Emma McMillan finds paths to abstraction through everyday experiences with the forgotten, sampling psychology, architecture, and the natural world. Her large-scale, gem-hued oil paintings and drawings are complex reflections on the mutation of meaning, across time and space. Opposing impulses of fast gestures and slow-burning image quality govern her practice. Recent canvasses examine bugs, as a commentary on the state of human and animal affairs.
In this new body of work, Emma McMillan searches for the pulsing vitality of life through nonhuman figurative paintings. At the dawn of the 21st century, the pop entomologist E.O. Wilson used the scientific class of insects as a lens through which to frame this new era’s ecological precarity. McMillan carries on Wilson's critical appraisal of human affairs and turns her magnifying glass to the insect. By noticing the natural human need to affiliate with other forms of life, McMillan chooses inborn instinct over intellect in the production of pictures. The artist stares down humanity's biological fate in tandem with her own. The product of romantic abjection, these paintings describe the cycling of life and hint at an eternal return. The title “Flesh” reflects the artist's lusty ambitions and ironizes the arthropod's matter. Insects are made of a hard, brittle substance called chitin instead of skin. In these works, McMillan is speaking of a matter of the flesh that transcends species.

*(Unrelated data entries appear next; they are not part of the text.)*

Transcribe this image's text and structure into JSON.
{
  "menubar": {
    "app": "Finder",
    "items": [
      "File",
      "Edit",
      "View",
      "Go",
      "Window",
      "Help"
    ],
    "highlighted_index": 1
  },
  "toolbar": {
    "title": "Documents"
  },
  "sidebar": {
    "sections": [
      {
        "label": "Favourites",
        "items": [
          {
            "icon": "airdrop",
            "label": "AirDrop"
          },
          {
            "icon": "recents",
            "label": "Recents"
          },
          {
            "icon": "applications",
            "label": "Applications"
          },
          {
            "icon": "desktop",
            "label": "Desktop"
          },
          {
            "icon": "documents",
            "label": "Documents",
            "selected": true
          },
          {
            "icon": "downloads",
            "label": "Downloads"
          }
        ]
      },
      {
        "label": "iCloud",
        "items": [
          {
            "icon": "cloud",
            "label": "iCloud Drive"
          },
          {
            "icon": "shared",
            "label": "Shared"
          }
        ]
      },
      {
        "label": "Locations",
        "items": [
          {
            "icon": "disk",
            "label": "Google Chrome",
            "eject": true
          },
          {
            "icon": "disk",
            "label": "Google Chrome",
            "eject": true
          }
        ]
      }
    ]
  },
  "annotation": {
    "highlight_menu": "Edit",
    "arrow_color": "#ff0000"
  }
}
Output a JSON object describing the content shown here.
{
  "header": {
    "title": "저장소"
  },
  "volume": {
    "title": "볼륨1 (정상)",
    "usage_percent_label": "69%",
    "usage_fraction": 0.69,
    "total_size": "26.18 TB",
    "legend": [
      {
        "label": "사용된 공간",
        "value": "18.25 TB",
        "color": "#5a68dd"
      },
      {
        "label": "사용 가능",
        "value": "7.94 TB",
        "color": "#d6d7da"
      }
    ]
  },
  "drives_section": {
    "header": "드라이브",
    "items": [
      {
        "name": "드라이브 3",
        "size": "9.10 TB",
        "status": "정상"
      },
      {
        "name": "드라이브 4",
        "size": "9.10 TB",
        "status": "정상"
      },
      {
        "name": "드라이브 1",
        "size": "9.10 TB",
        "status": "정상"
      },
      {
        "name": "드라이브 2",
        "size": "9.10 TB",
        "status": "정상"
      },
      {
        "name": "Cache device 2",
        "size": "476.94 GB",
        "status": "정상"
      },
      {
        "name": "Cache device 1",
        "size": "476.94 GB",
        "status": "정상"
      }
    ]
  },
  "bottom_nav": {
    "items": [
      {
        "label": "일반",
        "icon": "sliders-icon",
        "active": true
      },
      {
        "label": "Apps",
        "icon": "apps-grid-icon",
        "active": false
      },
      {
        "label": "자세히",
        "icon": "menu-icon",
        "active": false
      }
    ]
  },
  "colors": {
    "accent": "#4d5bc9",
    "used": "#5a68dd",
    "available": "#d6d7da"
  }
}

Careful planning is required for instinctual results. Each image starts with a dead specimen found in the wild. This specimen is then collected and photographed with an amateur microscope; the images are then collaged together in an increasingly haphazard interpretation of scientific photography’s focus stacking. An initial drawing is generated from these collages and from there, a small, fully colored scale study is made. All this accumulated data is used to create a large oil painting. Since the time of the Old Masters, iron oxide, the mineral responsible for the color of blood, has been used to simulate the sensuality of blood flowing beneath flesh. Earthen colors are then paired with harsh pastels, giving serious matters a playful tinge. In synthesis, the images read as abstractions of animal anatomy. Wings flutter in a room, peristaltic guts seize, and molted bodies glimmer outgrown.